For children that grow up speaking multiple languages, language acquisition occurs differently than for those who grow up speaking English alone.
The idea may be straightforward enough, but speech therapists have been grappling with how to incorporate it into their work for decades. Last fall, the UA Department of Speech, Language, and Hearing Sciences added a bilingual speech therapy graduate program, making the UA one of a handful of universities to offer a program in the emerging field.

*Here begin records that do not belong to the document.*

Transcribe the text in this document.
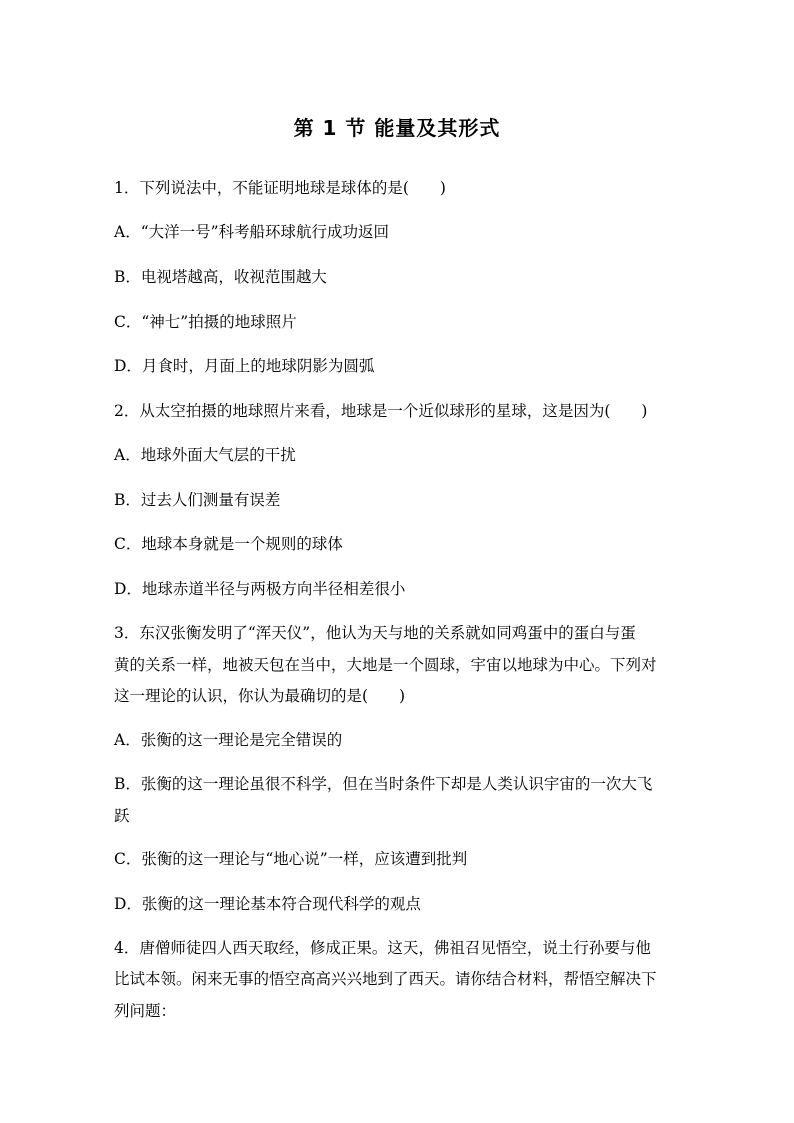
第 1 节 能量及其形式
1．下列说法中，不能证明地球是球体的是(　　)
A．“大洋一号”科考船环球航行成功返回
B．电视塔越高，收视范围越大
C．“神七”拍摄的地球照片
D．月食时，月面上的地球阴影为圆弧
2．从太空拍摄的地球照片来看，地球是一个近似球形的星球，这是因为(　　)
A．地球外面大气层的干扰
B．过去人们测量有误差
C．地球本身就是一个规则的球体
D．地球赤道半径与两极方向半径相差很小
3．东汉张衡发明了“浑天仪”，他认为天与地的关系就如同鸡蛋中的蛋白与蛋
黄的关系一样，地被天包在当中，大地是一个圆球，宇宙以地球为中心。下列对
这一理论的认识，你认为最确切的是(　　)
A．张衡的这一理论是完全错误的
B．张衡的这一理论虽很不科学，但在当时条件下却是人类认识宇宙的一次大飞
跃
C．张衡的这一理论与“地心说”一样，应该遭到批判
D．张衡的这一理论基本符合现代科学的观点
4．唐僧师徒四人西天取经，修成正果。这天，佛祖召见悟空，说土行孙要与他
比试本领。闲来无事的悟空高高兴兴地到了西天。请你结合材料，帮悟空解决下
列问题：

Existing protocol for diagnosing speech disorders in bilingual children is problematic because many of the tests are designed for monolingual, English-speaking children, Leah Fabiano-Smith, an assistant professor in the department, said. This results in both under- and overdiagnosis among bilingual children.
“Bilingual children are either being put in special ed because they sound different,” she said, ”or they are being underdiagnosed because the speech pathologist doesn’t know how to diagnose them [with a speech disorder] and so they’re not receiving the services they need.”
Fabiano-Smith is involved in a number of studies that focus on speech acquisition in bilingual children versus those that speak only English. Much of her work deals with Latino children, she said, adding that roughly 80 percent of Latino families in the U.S. speak Spanish at home, either exclusively or in addition to English.
Along with a team of researchers, Fabiano-Smith studies how bilingual children learn their respective languages and the interplay that occurs between the two.
For instance, one study looked at the rule known as “stop-spirant alternation,” which is the way Spanish speakers change a sound like “ba” to something more like “va” when it occurs after a vowel sound — as in the word “bebe.” The rule does not exist in English.
“What I’m interested in is looking at interaction between the two languages,” she said. “If a bilingual child has a rule in one language and doesn’t have the rule in the other language, how does the child resolve this conflict [and] do we see any carryover of that particular rule to the other language?”
Once the researchers figure out what typical acquisition looks like in bilingual children, they can better inform speech therapists on how to correctly assess and manage speech disorders, said Trianna Oglivie, a graduate student in the department of speech, language, and hearing sciences.
By studying both normal and disordered processes, the researchers can tell whether the child is picking up language in a typical manner, or if they are making a sound that is actually incorrect, in which case they could get speech therapy services, Oglivie said.
Lea Cuzner, a clinical assistant professor in the department of speech, language, and hearing sciences, works directly with bilingual children as a speech-language pathologist at Wings on Words, a local preschool.
She emphasized the importance of such research as a way to help children converse with the world.
“One of the key parts of being human is the ability to communicate,” she said. “So any way that we can help a child to communicate to his family and his friends is a wonderful thing.”